On Friday May 23 my UBC colleague Candis Callison and myself re taking part in a panel discussion at the ICA annual conference in Seattle on the theme of Big Data.
The panel, titled Methodological Advances in Digital Content Analysis: Inductive and Deductive Approaches to ‘Big Data’ Research in Journalism Studies, is on from 10:30 to 11:45 a.m. at room Willow A in the Seattle Sheraton.
Our presentation, Hashtag Dissent, will address the challenges of extracting meaning from more than 740,000 tweets using the #Idlenomore hashtag collected over December 2012 and January 2013 during which Idle No More rose to prominence in Canada.
The presentation will delve into the benefits and limitations of using a commercial social media analytics tool with proprietary algorithms for data collection and analysis.
The following day, on Saturday May 24, Frauke Zeller of Ryerson University and myself will present our research into the attitudes of digital Canadian journalists to social media.

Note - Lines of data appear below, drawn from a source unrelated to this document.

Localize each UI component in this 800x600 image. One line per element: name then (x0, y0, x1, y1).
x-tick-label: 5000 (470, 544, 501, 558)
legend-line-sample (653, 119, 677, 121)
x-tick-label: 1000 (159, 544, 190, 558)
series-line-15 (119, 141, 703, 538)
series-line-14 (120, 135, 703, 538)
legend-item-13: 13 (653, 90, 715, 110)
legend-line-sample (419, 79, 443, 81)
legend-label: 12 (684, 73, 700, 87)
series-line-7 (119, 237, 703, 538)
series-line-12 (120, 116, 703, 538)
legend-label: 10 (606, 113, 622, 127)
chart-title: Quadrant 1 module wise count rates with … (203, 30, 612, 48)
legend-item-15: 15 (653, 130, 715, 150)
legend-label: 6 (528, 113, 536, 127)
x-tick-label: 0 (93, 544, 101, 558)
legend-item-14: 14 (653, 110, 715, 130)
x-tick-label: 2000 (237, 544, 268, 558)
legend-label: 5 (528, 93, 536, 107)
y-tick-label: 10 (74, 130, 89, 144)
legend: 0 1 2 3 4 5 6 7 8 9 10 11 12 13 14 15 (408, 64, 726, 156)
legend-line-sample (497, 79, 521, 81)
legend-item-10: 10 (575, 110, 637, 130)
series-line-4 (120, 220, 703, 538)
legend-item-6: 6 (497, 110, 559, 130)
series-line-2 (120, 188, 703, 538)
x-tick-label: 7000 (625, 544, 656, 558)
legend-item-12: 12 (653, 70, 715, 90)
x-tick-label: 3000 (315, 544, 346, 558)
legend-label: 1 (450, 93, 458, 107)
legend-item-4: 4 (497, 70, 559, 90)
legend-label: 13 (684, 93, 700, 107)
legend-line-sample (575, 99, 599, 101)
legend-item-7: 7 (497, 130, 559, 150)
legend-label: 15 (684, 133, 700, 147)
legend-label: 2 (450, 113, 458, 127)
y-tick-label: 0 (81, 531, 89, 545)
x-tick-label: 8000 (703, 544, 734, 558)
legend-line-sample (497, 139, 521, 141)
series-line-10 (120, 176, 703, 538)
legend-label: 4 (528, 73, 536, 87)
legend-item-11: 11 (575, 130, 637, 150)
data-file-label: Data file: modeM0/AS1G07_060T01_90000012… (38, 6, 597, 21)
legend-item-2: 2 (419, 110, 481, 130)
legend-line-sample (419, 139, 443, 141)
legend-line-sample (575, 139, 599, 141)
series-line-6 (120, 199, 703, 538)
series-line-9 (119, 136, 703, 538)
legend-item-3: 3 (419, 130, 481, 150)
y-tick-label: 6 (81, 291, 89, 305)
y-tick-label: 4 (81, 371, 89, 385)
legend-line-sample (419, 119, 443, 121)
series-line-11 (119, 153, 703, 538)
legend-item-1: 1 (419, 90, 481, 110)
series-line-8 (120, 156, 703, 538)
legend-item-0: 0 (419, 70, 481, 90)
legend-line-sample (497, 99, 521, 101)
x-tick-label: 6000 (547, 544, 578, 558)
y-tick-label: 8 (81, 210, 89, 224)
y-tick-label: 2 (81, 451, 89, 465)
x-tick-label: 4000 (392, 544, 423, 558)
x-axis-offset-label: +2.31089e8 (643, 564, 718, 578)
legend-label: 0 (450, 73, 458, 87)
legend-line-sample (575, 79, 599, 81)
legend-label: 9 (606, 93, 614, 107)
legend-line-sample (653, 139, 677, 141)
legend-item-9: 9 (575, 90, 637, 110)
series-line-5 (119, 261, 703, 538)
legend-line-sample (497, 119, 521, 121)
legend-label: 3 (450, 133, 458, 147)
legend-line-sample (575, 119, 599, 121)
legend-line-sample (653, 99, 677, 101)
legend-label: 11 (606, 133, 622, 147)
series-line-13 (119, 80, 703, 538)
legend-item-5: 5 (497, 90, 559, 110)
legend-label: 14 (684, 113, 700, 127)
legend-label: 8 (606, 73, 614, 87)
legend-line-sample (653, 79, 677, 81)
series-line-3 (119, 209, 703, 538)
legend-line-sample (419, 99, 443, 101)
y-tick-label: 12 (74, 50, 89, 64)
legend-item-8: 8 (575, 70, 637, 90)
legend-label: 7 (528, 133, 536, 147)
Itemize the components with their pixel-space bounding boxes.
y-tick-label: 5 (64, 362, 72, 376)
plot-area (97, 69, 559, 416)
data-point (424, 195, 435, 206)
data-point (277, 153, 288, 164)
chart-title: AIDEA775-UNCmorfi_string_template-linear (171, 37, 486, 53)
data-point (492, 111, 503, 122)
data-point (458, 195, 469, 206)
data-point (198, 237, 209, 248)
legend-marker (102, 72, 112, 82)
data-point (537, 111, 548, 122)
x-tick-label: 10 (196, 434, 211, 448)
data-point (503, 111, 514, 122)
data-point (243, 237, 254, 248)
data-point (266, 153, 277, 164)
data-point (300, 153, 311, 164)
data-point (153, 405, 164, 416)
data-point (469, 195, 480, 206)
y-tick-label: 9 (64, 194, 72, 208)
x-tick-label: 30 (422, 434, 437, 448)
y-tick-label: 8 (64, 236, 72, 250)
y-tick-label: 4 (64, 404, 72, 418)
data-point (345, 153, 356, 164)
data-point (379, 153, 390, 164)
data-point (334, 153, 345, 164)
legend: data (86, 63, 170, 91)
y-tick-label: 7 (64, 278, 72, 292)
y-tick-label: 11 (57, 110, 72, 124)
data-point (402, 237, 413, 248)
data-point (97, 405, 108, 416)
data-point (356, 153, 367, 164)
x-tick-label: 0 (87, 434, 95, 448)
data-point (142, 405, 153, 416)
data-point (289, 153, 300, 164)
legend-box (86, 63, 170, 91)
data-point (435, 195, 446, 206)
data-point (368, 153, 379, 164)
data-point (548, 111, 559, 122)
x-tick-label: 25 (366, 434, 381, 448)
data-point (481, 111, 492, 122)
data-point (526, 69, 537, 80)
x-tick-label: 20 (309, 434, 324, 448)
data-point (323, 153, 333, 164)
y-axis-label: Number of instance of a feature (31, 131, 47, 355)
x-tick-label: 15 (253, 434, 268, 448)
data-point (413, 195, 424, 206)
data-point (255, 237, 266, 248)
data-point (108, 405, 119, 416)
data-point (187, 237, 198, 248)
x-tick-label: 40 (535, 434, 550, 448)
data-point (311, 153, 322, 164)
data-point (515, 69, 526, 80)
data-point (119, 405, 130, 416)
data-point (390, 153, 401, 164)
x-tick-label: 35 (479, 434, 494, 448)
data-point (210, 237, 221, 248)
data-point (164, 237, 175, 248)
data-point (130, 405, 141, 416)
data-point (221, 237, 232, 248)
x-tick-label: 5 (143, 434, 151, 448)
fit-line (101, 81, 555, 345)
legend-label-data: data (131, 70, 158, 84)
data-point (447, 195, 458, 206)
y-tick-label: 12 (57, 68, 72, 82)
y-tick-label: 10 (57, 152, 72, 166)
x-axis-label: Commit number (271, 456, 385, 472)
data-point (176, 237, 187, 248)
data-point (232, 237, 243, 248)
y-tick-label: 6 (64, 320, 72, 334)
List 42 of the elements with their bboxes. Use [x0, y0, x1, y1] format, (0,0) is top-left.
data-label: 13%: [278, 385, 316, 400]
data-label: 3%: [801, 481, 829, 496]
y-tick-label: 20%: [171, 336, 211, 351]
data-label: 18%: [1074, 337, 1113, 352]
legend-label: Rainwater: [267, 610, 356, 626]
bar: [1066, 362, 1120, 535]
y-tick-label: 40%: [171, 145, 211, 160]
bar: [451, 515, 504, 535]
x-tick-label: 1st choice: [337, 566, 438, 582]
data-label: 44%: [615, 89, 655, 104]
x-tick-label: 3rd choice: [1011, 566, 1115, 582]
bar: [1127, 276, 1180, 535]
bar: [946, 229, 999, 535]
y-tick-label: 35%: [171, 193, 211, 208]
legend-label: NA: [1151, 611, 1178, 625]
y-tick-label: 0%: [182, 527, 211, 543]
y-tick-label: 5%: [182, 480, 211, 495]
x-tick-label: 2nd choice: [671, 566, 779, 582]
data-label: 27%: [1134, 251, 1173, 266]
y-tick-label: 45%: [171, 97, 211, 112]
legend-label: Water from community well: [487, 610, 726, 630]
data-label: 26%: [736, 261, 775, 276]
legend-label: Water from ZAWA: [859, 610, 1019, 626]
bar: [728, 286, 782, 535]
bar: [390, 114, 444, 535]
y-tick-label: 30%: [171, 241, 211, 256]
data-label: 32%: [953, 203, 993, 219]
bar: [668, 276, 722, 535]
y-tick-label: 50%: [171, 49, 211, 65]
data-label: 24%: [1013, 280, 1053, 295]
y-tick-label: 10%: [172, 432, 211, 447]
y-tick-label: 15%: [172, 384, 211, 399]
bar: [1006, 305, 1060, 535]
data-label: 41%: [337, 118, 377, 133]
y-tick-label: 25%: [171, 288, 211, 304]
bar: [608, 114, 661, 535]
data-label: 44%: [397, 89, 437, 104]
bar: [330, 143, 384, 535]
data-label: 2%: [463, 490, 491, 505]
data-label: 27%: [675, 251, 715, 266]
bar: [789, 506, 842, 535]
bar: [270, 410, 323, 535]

Our session is on from 9.00 to 10.15 a.m. at room Willow A in the Seattle Sheraton.
The paper is based on expert interviews with nine leading senior online news managers and journalists from Canada’s leading news organizations, with a focus on the growing influence of social media, and the professionals’ subjective, experience-based understandings of the current changes in journalism.
The interviewees demonstrated a tacit understanding of a shift away from the traditional role of gatekeeper towards a shared ecosystem of news and information.
While journalism was conceived as more of a collaborative enterprise, with interviewees seeking to adapt and benefit from a more participatory media environment, the journalists also expressed the occupational boundaries of the profession as a way of rearticulating their authority.